True Life: I love Meal Prep & Chill

Allow me to introduce you to my two best friends: Meal Prep and her cousin, Chill. Every Sunday, Meal Prep and Chill and I get together for a few hours. We groove to Selena Gomez, and wash, chop, bake, and bag until my Monday-Saturday meals are housed in their respective containers.

That’s about 30 meals. Also known as 30 opportunities to eat lean, clean and green. 30 ways to save cash on an overpriced salad. 30 excuses to pass on office brownies. 30 reasons to not order Chinese takeout. The list goes on.

Since beginning my fitness journey 8 months ago, I’ve spent approximately 128 hours meal prepping, and today I’m sharing what I’ve learned in the kitchen. But first, let’s cover the basics.

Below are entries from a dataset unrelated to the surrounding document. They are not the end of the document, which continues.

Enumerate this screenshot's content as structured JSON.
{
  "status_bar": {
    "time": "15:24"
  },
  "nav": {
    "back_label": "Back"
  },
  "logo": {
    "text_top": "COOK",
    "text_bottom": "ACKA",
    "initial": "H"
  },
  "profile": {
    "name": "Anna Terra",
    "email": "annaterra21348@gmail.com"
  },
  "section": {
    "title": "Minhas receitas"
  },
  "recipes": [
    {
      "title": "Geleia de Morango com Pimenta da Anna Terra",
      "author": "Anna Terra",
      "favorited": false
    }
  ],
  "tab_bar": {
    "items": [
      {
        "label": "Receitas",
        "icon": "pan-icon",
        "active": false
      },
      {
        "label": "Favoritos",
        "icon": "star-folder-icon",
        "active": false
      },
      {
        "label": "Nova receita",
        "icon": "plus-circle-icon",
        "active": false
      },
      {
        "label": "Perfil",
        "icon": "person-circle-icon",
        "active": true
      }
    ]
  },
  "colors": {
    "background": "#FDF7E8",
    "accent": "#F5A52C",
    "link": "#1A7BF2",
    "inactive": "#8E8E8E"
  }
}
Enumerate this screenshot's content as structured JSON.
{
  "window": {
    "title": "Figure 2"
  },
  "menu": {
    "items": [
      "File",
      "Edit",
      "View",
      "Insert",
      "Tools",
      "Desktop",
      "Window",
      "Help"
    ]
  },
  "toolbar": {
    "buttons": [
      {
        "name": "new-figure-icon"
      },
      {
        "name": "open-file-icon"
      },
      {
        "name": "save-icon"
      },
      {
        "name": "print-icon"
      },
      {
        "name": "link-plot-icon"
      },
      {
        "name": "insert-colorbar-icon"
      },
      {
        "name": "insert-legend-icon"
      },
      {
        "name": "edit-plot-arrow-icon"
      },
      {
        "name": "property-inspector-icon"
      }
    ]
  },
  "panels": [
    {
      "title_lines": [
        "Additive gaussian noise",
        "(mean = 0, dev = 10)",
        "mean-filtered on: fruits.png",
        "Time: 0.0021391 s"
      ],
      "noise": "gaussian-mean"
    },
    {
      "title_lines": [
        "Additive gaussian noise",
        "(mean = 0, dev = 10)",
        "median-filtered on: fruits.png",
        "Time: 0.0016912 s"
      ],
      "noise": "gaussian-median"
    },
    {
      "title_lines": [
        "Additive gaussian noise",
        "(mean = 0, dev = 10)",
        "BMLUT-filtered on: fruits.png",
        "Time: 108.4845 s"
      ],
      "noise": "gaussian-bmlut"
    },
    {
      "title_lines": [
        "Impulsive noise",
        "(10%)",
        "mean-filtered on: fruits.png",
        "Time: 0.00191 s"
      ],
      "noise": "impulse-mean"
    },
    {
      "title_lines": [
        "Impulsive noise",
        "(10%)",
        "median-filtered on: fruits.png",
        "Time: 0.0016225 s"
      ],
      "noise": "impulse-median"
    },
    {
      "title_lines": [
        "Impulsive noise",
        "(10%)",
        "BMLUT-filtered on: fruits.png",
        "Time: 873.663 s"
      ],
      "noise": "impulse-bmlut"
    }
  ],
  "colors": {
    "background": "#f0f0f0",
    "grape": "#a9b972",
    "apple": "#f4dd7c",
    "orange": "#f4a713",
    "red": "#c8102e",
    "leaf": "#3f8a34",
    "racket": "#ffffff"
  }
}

What is meal prep? Meal prep, short for meal preparation, is the practice of cooking meals (or preparing portions of meals) in advance. Meal prep aims to save time and money, and makes sticking to a healthy eating plan a breeze.

What is chill? Chill is a messy bun, a Say Yes to the Dress marathon, your favorite Spotify playlist, and some serious quality time with the couch. Chill promotes sanity, reflection, and intention.

Together, they mesh like PB + banana 😉 Got it? Good! Let’s get to slicin’ and dicin’.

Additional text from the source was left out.